Zielgruppe und Voraussetzungen
Die Weiterbildung richtet sich an Personen mit einer abgeschlossenen medizinischen Fachausbildung. Vorzugsweise sollten bereits praktische Erfahrungen in der Kardiologie, idealerweise im Herzkatheterlabor, vorhanden sein.
Zugelassene Berufsgruppen sind unter anderem:
- Gesundheits- und Krankenpfleger
- Medizinische Fachangestellte (MFA)
- Zahnmedizinische Fachangestellte (ZFA)
- Operationstechnische (OTA) und Anästhesietechnische Assistenten (ATA)

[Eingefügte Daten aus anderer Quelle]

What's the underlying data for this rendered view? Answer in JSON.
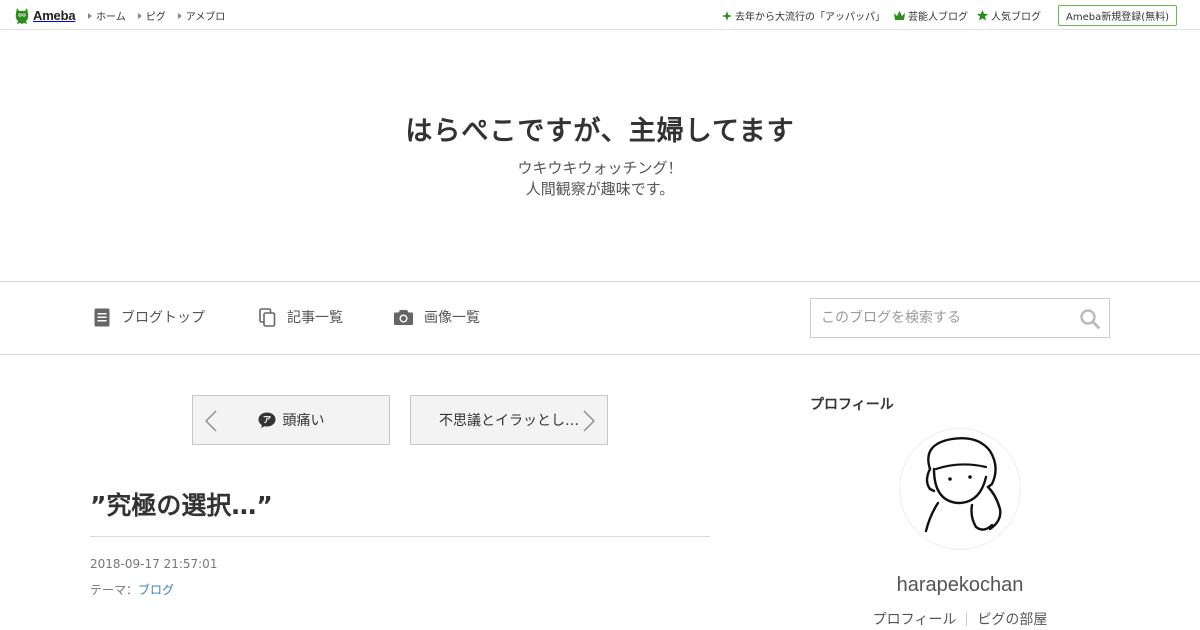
{
  "global_bar": {
    "logo_text": "Ameba",
    "nav": [
      {
        "label": "ホーム"
      },
      {
        "label": "ピグ"
      },
      {
        "label": "アメブロ"
      }
    ],
    "right_links": [
      {
        "label": "去年から大流行の「アッパッパ」",
        "icon": "sparkle-icon"
      },
      {
        "label": "芸能人ブログ",
        "icon": "crown-icon"
      },
      {
        "label": "人気ブログ",
        "icon": "star-icon"
      }
    ],
    "register_label": "Ameba新規登録(無料)"
  },
  "blog": {
    "title": "はらぺこですが、主婦してます",
    "description_line1": "ウキウキウォッチング！",
    "description_line2": "人間観察が趣味です。"
  },
  "blog_nav": {
    "top_label": "ブログトップ",
    "entries_label": "記事一覧",
    "images_label": "画像一覧",
    "search_placeholder": "このブログを検索する"
  },
  "pager": {
    "prev_label": "頭痛い",
    "next_label": "不思議とイラッとし…"
  },
  "entry": {
    "title": "”究極の選択…”",
    "date": "2018-09-17 21:57:01",
    "theme_prefix": "テーマ：",
    "theme": "ブログ"
  },
  "sidebar": {
    "heading": "プロフィール",
    "name": "harapekochan",
    "profile_link": "プロフィール",
    "pig_room_link": "ピグの部屋"
  },
  "colors": {
    "brand_green": "#2d8c1e",
    "link_blue": "#3c7cc0"
  }
}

- Medizinische Technologen für Funktionsdiagnostik
- Notfallsanitäter und Rettungsassistenten
- Physician Assistants (B.Sc.)
Struktur und Umfang der Weiterbildung
Das Curriculum umfasst insgesamt 200 Unterrichtseinheiten (UE) à 45 Minuten. Diese teilen sich auf in theoretischen Unterricht und praktische Hospitationen.

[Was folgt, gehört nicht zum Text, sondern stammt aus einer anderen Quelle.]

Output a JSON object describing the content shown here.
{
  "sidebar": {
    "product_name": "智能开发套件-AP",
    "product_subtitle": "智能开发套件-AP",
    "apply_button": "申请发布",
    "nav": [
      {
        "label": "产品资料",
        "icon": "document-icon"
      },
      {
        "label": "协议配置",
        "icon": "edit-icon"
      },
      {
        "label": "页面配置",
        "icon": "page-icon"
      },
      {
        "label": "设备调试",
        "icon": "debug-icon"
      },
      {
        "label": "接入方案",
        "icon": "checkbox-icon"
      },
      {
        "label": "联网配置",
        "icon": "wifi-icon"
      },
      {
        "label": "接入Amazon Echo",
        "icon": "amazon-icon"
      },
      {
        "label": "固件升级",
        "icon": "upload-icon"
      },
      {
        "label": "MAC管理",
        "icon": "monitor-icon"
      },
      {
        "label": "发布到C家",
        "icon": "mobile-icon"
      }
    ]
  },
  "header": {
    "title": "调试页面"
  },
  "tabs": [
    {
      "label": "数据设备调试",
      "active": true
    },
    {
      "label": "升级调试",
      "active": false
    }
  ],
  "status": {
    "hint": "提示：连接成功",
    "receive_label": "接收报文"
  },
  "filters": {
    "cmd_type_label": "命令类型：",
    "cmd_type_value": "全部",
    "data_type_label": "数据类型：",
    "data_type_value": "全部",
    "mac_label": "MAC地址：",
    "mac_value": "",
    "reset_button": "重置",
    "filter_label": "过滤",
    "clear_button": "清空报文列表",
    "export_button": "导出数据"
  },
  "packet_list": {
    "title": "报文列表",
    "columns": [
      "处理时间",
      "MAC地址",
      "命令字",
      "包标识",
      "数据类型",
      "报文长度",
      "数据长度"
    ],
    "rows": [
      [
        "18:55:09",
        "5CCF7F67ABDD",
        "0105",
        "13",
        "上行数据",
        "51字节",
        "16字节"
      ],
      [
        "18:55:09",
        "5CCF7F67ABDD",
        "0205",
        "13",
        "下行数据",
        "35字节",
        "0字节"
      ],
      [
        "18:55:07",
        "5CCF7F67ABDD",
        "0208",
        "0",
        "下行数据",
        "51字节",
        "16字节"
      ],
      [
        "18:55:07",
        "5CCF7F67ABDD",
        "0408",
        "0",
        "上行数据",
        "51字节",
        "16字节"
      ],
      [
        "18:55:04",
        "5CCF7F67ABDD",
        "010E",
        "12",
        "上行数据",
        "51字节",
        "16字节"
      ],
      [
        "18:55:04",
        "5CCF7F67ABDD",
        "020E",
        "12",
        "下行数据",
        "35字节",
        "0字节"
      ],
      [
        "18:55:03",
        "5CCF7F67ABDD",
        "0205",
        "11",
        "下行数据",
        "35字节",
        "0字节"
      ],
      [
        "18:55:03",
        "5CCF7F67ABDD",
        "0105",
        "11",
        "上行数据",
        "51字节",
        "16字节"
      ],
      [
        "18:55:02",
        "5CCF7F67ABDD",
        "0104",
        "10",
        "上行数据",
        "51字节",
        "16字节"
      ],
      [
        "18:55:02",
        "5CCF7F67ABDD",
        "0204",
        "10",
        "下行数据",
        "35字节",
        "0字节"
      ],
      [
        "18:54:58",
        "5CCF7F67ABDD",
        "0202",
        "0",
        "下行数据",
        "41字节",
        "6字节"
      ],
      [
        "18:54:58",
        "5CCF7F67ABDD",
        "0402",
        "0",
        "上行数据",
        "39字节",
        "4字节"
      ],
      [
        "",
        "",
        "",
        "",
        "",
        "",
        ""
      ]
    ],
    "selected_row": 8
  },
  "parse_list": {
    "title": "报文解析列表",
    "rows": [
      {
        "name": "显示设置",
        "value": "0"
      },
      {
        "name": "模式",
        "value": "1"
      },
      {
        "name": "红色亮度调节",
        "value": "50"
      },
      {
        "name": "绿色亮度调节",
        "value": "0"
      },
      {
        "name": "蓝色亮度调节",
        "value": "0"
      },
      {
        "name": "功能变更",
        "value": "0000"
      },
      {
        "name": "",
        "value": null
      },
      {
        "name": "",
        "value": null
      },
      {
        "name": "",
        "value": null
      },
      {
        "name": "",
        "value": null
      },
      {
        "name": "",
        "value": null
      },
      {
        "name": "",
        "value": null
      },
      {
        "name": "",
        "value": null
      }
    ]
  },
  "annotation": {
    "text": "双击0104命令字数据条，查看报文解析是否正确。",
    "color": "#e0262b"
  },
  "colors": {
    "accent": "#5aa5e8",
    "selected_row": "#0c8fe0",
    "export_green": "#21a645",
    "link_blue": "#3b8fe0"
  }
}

| Bereich | Umfang | Bemerkung |
|---|---|---|
| Theorie | 152 UE | Aufgeteilt in 10 Module (inkl. max. 10 UE Selbstlernzeit) |
| Praxis | 48 UE | Hospitationen in entsprechenden Fachbereichen |
Praktische Hospitationen
Die praktischen Lernzeiten müssen wie folgt absolviert werden:
- 5 Tage (à 8 Stunden): Im Herzkatheter- und Hybrid-OP der interventionellen Kardiologie
- 1 Tag (à 8 Stunden): Im Echokardiographielabor
Die 10 Module des Curriculums
Die theoretische Ausbildung ist modular aufgebaut und deckt das gesamte Spektrum der interventionellen Kardiologie ab:
| Modul | Thema | Umfang |
|---|---|---|
| 1 | Weiterbildungsstart und Handlungsfelder | 10 UE |
| 2 | Kommunikation und Arbeitsprozesse | 10 UE |
| 3 | Chronische Erkrankungen der Koronararterien (I) | 20 UE |
| 4 | Chronische Erkrankungen der Koronararterien (II) | 20 UE |
| 5 | Akutsituationen (z.B. STEMI, NSTEMI, Schock) | 20 UE |
| 6 | Risikofaktoren (inkl. 4 UE Zwischenprüfung) | 10 UE |
| 7 | Informationserhebung und Studien | 10 UE |
| 8 | Herzklappen- und strukturelle Herzerkrankungen | 20 UE |
| 9 | Weitere kardiologische Themenfelder (z.B. Herzinsuffizienz) | 20 UE |
| 10 | Gesundheitssystem (inkl. 2 UE Abschlussprüfung) | 12 UE |
Erworbene Handlungskompetenzen
Nach Abschluss der Weiterbildung sollen die Teilnehmenden unter anderem in der Lage sein:
- Steril und unsteril bei Eingriffen im Herzkatheterlabor zu assistieren
- Röntgenanlagen und Hämodynamik-Messplätze unter ärztlicher Weisung zu bedienen
- Eingriffe vor- und nachzubereiten sowie Patienten aufzuklären
- Reanimationsmaßnahmen und Basisnotfallmanagement sicher anzuwenden
- Eingriffe korrekt zu dokumentieren und nach ICD/OPS zu verschlüsseln
Zertifizierung durch die DGK
Um das unbefristet gültige Zertifikat "Kardiologische Fachassistenz für interventionelle Kardiologie" der DGK zu erhalten, müssen folgende Kriterien erfüllt sein:
- Nachweis der abgeschlossenen Berufsausbildung
- Teilnahme an mindestens 80 % der Theorie-Unterrichtseinheiten
- Vollständiger Nachweis aller Hospitationstage
- Erfolgreiches Bestehen der Zwischenprüfung (Fallbearbeitung/Präsentation) und der schriftlichen Abschlussprüfung (30-45 Minuten)
💡Praxis-Tipp
Stellen Sie sicher, dass interessierte Mitarbeiter bereits vor Beginn der Weiterbildung praktische Erfahrungen im Herzkatheterlabor gesammelt haben, um den maximalen Lernerfolg zu erzielen.